At the end of the garden, where the lawn was rounded by a bushy set of shrubs, there was a long wooden shed with glass doors - an office, I guessed, though I didn't ask. A leopard-like cat stalked its flat roof and turned to flash deep green eyes in my direction. It was all very peaceful.
We talked a lot about writing and publishing, me not really knowing a great deal about either, and certainly not about the delicate balance of the two that so often produces a 'book'. Like almost all the creative industries, 'publishing' seems to be saturated with an ocean of wannabes and only a handful of ships to pull them aboard. Publishers won't respond to cold-call submissions; they won't even reply. Sometimes I feel as though Generation Y collided with the X-Factor and produced a Z-list of dashed hopes and disappointed faces, bobbing around haplessly in the water.
Anyway, it's not all depressing. There might be ways to get things done, even if the writing is just writing for the sake of writing.
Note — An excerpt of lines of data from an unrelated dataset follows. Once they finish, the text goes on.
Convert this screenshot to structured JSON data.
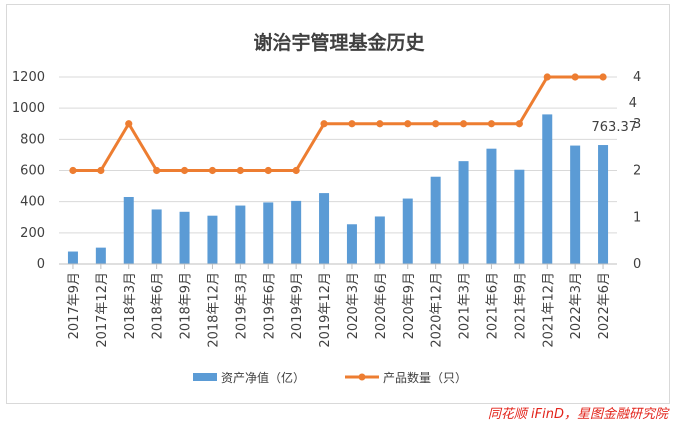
{
  "chart_data": {
    "type": "bar",
    "title": "谢治宇管理基金历史",
    "categories": [
      "2017年9月",
      "2017年12月",
      "2018年3月",
      "2018年6月",
      "2018年9月",
      "2018年12月",
      "2019年3月",
      "2019年6月",
      "2019年9月",
      "2019年12月",
      "2020年3月",
      "2020年6月",
      "2020年9月",
      "2020年12月",
      "2021年3月",
      "2021年6月",
      "2021年9月",
      "2021年12月",
      "2022年3月",
      "2022年6月"
    ],
    "series": [
      {
        "name": "资产净值（亿）",
        "kind": "bar",
        "axis": "left",
        "color": "#5b9bd5",
        "values": [
          80,
          105,
          430,
          350,
          335,
          310,
          375,
          395,
          405,
          455,
          255,
          305,
          420,
          560,
          660,
          740,
          605,
          960,
          760,
          763.37
        ]
      },
      {
        "name": "产品数量（只）",
        "kind": "line",
        "axis": "right",
        "color": "#ed7d31",
        "values": [
          2,
          2,
          3,
          2,
          2,
          2,
          2,
          2,
          2,
          3,
          3,
          3,
          3,
          3,
          3,
          3,
          3,
          4,
          4,
          4
        ]
      }
    ],
    "ylim_left": [
      0,
      1200
    ],
    "yticks_left": [
      "0",
      "200",
      "400",
      "600",
      "800",
      "1000",
      "1200"
    ],
    "ylim_right": [
      0,
      4
    ],
    "yticks_right": [
      "0",
      "1",
      "2",
      "3",
      "4"
    ],
    "annotations": [
      "4",
      "763.37"
    ],
    "legend_position": "bottom"
  },
  "source": "同花顺 iFinD，星图金融研究院"
}
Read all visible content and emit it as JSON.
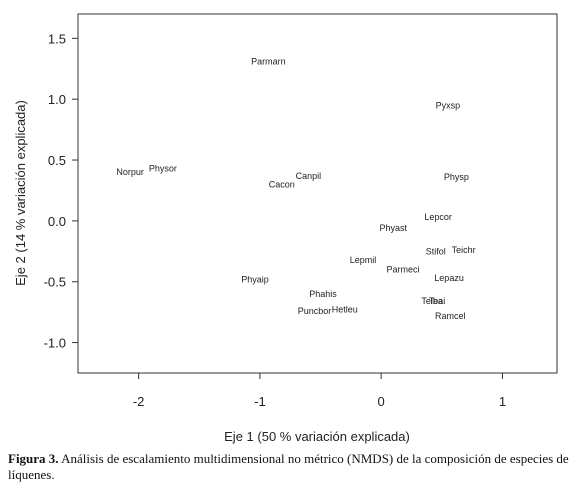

As we chatted in the author's delightful garden, I started to think it over. How old are we when we learn to write? By a fantastically young age, almost all of us have a grip on the only 26 letters ever needed, along with a vocabulary of thousands of English words! Writing seems almost a natural pursuit. By the age of 8 I was writing long tales of train robberies and space adventures; I still remember the feeling! I wasn't alone either - I expect we all did that.
In later life, writing becomes essential - first essays and exams, then emails, whiteboards, flipcharts, tweets, blog posts, text messages: we function on words and the thoughts expressed with them every day of our lives - we are all writers. And I think it's that reason that sometimes makes wannabe writers like myself look a bit deluded. We show a flourish, a turn of phrase, an imaginative way of describing something (I do this ALL the time) and we think we're Oscar Wilde. Or worse actually, others imagine we think we're Oscar Wilde.
"Writing," I said, very carefully in the garden of someone successful at it, "...is hard."
I was met by a surprisingly blank face. I don't think the author thought so. Perhaps you just have to sit in the shed and get on with it. Or perhaps to a few very fortunate people who've found their voice, it really isn't hard at all.
I'd like to be like that. I think if it came so naturally, so freely, so brilliantly, I might just spend more time sitting in a charming garden like that, tea steaming in a hot porcelain cup, thoughts of pretentiousness evaporating up into the delicate foliage of trailing roses.